In Großbritannien haben die Landwirte ebenso wie in Frankreich versucht, Insektenschäden einzudämmen, nachdem Insektizide, sogenannte Neonicotinoide, verboten wurden, die für die Schädigung von Bienen verantwortlich gemacht werden. Die britische Rapsanbaufläche wird voraussichtlich wieder zurückgehen, da die Erzeuger von steigenden Kosten und sinkenden Erträgen abgeschreckt werden. Bei der diesjährigen Ernte ging die Fläche in England nach Angaben der Regierung um 29% auf 351.000 Hektar zurück.
In Deutschland und Polen waren die Bedingungen vielversprechender. "Das Wetter war während des Pflanzfensters trocken, aber ich denke, es hat gerade genug geregnet, um die Arbeit auf nationaler Ebene ohne größere Probleme zu erledigen", sagte ein deutscher Analyst. "Der Boden ist trocken und wir brauchen mehr Regen, wenn wir in den Herbst gehen, aber ich denke, das Gesamtbild ist derzeit zufriedenstellend." Deutschlands Rapsfläche könnte von den 954.000 Hektar, die in diesem Sommer geerntet wurden, um 70.000 bis 100.000 Hektar erweitert werden.
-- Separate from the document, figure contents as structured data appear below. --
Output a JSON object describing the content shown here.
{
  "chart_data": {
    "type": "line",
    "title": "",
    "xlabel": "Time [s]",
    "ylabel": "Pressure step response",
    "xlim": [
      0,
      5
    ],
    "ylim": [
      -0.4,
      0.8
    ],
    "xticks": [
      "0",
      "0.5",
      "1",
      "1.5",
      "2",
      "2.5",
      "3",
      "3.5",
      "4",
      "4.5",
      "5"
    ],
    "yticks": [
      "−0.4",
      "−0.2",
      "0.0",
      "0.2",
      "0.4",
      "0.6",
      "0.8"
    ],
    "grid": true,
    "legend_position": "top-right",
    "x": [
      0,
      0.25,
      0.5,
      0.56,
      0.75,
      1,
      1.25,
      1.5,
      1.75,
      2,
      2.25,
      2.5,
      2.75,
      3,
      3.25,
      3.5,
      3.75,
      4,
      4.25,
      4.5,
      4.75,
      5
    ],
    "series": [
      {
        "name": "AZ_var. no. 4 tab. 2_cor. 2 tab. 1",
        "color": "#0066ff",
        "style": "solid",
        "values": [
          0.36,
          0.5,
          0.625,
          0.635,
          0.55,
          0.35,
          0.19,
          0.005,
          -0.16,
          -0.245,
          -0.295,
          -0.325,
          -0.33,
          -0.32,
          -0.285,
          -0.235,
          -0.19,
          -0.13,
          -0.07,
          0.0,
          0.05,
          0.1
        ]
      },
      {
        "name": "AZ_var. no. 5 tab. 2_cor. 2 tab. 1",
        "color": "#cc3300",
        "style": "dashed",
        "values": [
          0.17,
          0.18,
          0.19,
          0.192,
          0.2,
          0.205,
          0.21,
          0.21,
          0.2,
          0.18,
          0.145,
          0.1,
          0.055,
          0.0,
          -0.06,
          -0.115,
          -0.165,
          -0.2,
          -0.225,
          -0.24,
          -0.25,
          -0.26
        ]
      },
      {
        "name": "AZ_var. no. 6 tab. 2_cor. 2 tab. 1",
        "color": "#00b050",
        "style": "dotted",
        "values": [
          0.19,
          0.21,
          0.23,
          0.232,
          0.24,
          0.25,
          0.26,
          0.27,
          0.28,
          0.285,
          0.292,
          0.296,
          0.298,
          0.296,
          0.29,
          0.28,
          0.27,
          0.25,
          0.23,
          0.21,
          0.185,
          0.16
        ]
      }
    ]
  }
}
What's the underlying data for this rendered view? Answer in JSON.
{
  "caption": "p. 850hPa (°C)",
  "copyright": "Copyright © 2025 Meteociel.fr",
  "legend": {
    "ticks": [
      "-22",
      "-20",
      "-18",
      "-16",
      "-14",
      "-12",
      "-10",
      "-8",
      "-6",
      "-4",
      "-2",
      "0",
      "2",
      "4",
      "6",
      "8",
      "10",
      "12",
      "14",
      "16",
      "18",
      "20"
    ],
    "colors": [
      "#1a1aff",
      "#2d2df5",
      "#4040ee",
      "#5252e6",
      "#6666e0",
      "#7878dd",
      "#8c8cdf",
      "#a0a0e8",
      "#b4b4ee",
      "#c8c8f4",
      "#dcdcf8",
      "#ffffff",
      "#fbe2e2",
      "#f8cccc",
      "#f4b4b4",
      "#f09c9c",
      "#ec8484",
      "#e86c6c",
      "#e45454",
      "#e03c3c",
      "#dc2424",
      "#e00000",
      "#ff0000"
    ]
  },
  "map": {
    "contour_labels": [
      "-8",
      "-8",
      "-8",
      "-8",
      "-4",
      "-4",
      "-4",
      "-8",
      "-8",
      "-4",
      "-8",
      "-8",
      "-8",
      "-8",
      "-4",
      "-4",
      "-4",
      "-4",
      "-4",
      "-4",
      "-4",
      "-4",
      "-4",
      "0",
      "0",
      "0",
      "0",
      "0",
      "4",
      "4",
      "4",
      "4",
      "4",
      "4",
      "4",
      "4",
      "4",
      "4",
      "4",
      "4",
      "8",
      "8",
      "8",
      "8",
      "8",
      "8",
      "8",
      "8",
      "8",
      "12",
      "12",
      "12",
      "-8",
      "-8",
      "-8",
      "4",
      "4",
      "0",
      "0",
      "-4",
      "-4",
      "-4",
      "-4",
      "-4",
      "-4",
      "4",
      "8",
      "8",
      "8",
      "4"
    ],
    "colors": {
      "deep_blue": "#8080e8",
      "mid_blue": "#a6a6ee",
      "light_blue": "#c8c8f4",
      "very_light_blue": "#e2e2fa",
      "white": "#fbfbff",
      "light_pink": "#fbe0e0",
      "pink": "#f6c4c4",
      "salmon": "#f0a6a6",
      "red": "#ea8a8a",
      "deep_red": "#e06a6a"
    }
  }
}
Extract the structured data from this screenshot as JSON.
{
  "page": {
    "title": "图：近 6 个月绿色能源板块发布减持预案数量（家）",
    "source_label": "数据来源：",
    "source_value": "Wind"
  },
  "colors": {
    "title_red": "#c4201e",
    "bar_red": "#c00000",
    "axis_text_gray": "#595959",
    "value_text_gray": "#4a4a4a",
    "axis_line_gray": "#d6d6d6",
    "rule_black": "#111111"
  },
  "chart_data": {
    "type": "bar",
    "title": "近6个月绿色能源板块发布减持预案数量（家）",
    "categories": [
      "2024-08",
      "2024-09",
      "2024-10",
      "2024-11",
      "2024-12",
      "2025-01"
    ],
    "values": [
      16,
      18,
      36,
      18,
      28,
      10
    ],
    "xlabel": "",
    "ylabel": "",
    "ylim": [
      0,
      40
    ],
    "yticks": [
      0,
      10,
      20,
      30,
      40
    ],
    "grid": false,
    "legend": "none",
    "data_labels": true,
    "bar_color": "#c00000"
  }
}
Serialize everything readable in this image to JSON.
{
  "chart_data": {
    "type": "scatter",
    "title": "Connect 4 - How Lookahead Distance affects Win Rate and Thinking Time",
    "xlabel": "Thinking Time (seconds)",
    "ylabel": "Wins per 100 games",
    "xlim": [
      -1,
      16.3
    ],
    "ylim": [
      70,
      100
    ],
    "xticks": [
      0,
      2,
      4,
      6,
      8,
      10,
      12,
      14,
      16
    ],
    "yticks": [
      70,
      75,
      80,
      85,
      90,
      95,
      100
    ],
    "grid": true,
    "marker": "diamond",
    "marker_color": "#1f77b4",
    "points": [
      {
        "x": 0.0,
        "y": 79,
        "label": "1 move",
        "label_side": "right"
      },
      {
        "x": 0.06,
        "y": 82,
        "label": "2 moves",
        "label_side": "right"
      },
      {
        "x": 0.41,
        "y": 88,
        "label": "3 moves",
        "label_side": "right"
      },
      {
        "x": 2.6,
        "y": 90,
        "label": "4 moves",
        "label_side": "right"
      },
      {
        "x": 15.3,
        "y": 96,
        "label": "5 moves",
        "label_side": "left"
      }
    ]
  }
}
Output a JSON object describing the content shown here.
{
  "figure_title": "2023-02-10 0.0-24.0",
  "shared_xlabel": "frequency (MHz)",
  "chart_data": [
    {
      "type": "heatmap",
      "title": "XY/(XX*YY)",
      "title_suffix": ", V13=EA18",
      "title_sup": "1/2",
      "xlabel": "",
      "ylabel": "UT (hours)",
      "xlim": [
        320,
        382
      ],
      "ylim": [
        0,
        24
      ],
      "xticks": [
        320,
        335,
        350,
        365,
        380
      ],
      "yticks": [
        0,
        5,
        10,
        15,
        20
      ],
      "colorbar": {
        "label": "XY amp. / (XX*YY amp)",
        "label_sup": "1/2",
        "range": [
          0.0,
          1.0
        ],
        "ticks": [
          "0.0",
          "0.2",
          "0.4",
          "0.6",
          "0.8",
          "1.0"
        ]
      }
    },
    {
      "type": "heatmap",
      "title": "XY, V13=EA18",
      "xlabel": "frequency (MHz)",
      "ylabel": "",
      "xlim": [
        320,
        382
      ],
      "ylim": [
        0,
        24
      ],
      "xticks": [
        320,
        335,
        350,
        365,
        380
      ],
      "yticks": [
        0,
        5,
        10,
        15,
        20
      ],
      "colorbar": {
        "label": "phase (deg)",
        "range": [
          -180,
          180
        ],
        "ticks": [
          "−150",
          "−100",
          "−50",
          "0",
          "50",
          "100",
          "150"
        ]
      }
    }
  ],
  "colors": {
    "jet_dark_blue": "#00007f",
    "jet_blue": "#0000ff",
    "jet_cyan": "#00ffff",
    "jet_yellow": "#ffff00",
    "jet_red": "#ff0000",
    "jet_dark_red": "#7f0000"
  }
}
Die Landwirte seien durch angemessene Erträge bei der Ernte 2020 ermutigt worden.
In Polen ist die Aussaat von Winterraps ebenfalls abgeschlossen und sollte mindestens das Niveau der diesjährigen Ernte erreichen, sagte Wojtek Sabaranski von Analysten Sparks Polska. "Raps wurde größtenteils rechtzeitig gesät", sagte Sabaranski. "Starke Regenfälle Ende August/Anfang September begünstigten die Ernte." Polen hat in diesem Sommer rund 830.000 Hektar geerntet.